こいつがこんな風に当たり前の顔で。いつものごとく、本当のことを普通に口にしているだけ、という顔で。自分のことをそんな風に、強い、と、他の人間より優れている、と。当然のこととして口に出してくれているのは、本当に。本当に。
「っ………」
「わ、なに頭抱えてうつぶせになってんだよ!? 傷開いたらどーすんだっての! ってかなに突然……あそっか! カティ、ヒュノに褒められて嬉しくなったんだろー! カティってわりといつも自信なさげっつーか、自信悪い方向に満々なのに、ヒュノは同じ前衛なのにすっげーって羨ましがってるもんな! そんな相手に褒められて嬉しくなったんだ、ひゅーぅ!」
「お、そーなんか。だったらもっと早く言ってりゃよかったな」
「だからお前ら少しは奥ゆかしさってもんを学べや!? なんでもかんでもいつもいつでも口にすりゃいいってもんじゃねぇんだぞあぁ!?」
「照っれてやーんの、はっずかしー! っつかカティそれはいいから暴れんなよ、本気で傷が開いちまったらどーすんだっての」
「ああぁぁもぉぉ、こいつらはぁああ!!」
呻き喚き暴れそうになる手足を、さすがに今の状態で暴れたら命が危ない、という大人の判断で必死になだめて、こいつら本気で一回、いや二、三回殺してやる、と怨念をひたすらに増幅する。恨み、呪い、妬み、憎む心を掻き抱き、天才どもは凡人の心がわかりやがらねぇと心の中で呻き喚く。そうでもしなければ、忌々しいことに腹の立つことに、このクソ仲間どもの前で口元が笑ったり、目に涙をにじませたりしてしまいそうだった。

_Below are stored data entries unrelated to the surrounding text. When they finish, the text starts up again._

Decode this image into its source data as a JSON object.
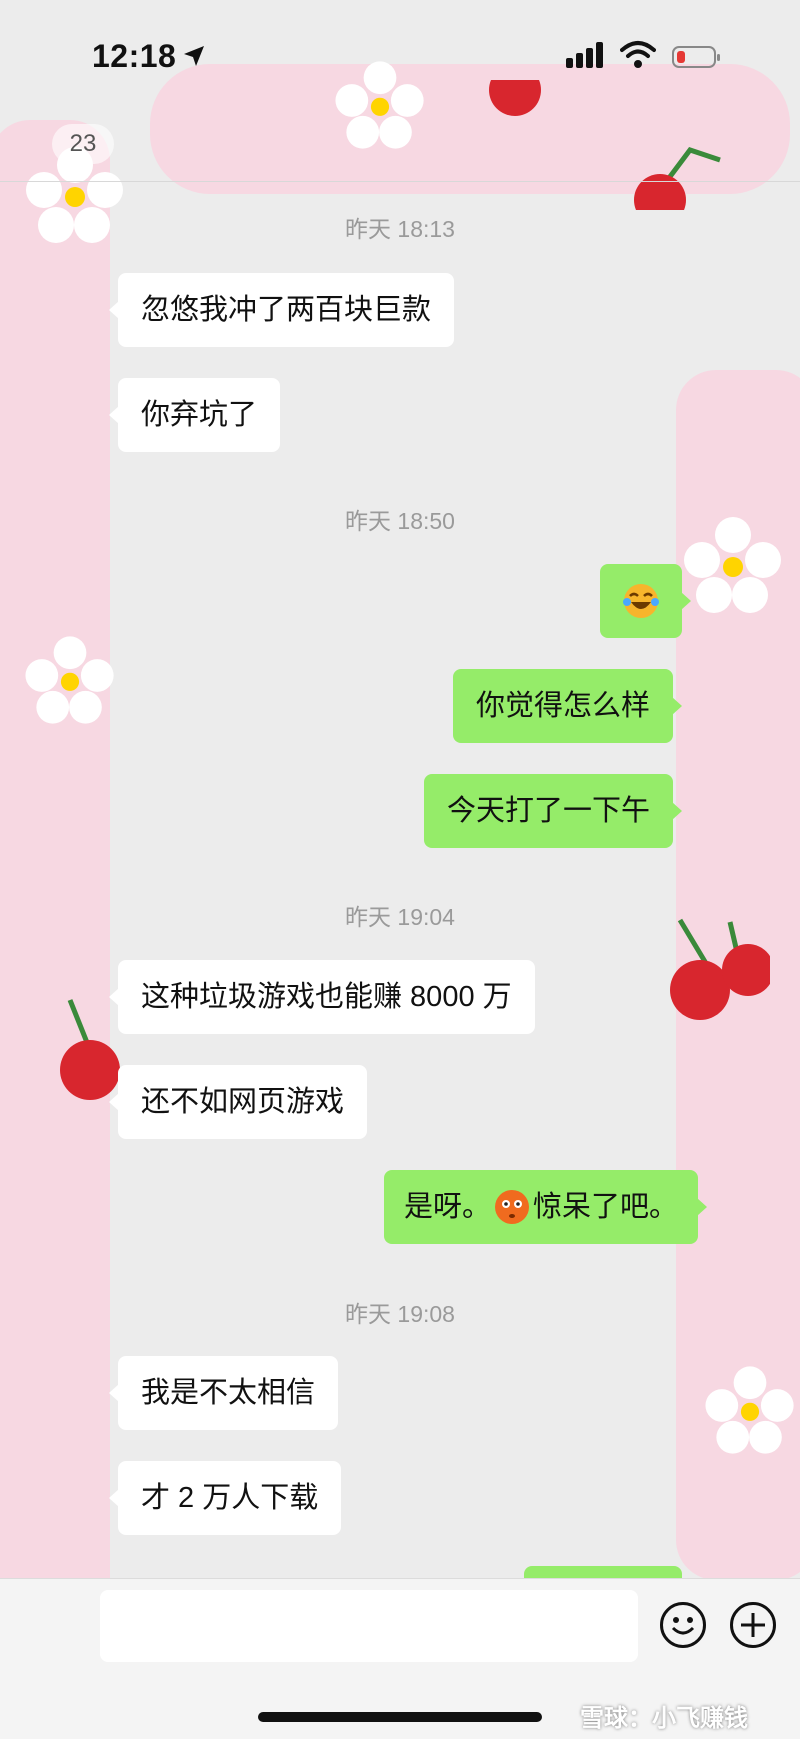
{
  "status_bar": {
    "time": "12:18",
    "battery_color": "#e53935"
  },
  "nav": {
    "unread_count": "23"
  },
  "messages": [
    {
      "type": "time",
      "text": "昨天 18:13"
    },
    {
      "type": "left",
      "text": "忽悠我冲了两百块巨款"
    },
    {
      "type": "left",
      "text": "你弃坑了"
    },
    {
      "type": "time",
      "text": "昨天 18:50"
    },
    {
      "type": "right",
      "emoji": "laughing-tears-emoji"
    },
    {
      "type": "right",
      "text": "你觉得怎么样"
    },
    {
      "type": "right",
      "text": "今天打了一下午"
    },
    {
      "type": "time",
      "text": "昨天 19:04"
    },
    {
      "type": "left",
      "text": "这种垃圾游戏也能赚 8000 万"
    },
    {
      "type": "left",
      "text": "还不如网页游戏"
    },
    {
      "type": "right",
      "text_before": "是呀。",
      "emoji": "stunned-face-emoji",
      "text_after": "惊呆了吧。"
    },
    {
      "type": "time",
      "text": "昨天 19:08"
    },
    {
      "type": "left",
      "text": "我是不太相信"
    },
    {
      "type": "left",
      "text": "才 2 万人下载"
    }
  ],
  "input_bar": {
    "emoji_icon": "smiley-icon",
    "plus_icon": "plus-icon"
  },
  "watermark": "雪球：小飞赚钱",
  "colors": {
    "left_bubble": "#ffffff",
    "right_bubble": "#95ec69",
    "background": "#ececec",
    "overlay_pink": "#f7d6e1"
  }
}
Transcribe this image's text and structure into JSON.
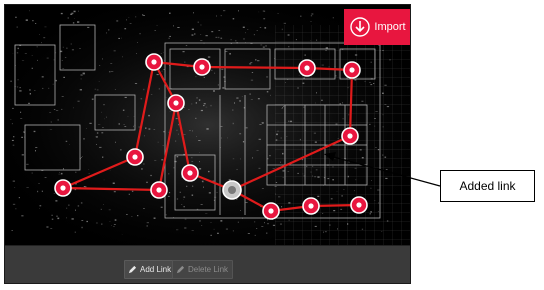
{
  "toolbar": {
    "add_link_label": "Add Link",
    "delete_link_label": "Delete Link",
    "import_label": "Import"
  },
  "callout": {
    "label": "Added link"
  },
  "icons": {
    "add_link": "pencil-icon",
    "delete_link": "pencil-icon",
    "import": "download-arrow-icon"
  },
  "colors": {
    "accent": "#e8163f",
    "path_line": "#e01b1b",
    "node_fill": "#e8163f",
    "selected_node": "#c8c8c8"
  }
}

あいつはどうなんだろう、と心の中で、カティフを護るために命を張った仲間のことを考える。あいつにもこんな風に、仲間たちに認められていたことを知って、泣きそうになる時があったんだろうか。
そういう話をしてみたい、とちらりと思いつつも、いや駄目だ恥ずかしすぎるしそんなしょーもねぇ話して誰が得するってんだ、と心の中でぶんぶん首を振る。けれど、結局、正直なところを言ってしまえば、今の自分のこの気持ちを喋りたいと思うのは、参ったことに、自分と同じ目線に立ってくれた上で、自分を護るために命を張ってくれた、あのお人よしすぎる仲間しか、現在のところはいないのだった。
早く戻ってこい、と駆け出していったネーツェが見えなくなった方向を眺めて思う。想いを語るにしろ、実際的な行動に移るにしろ、今の自分たちにはやることが山ほどあるのだから。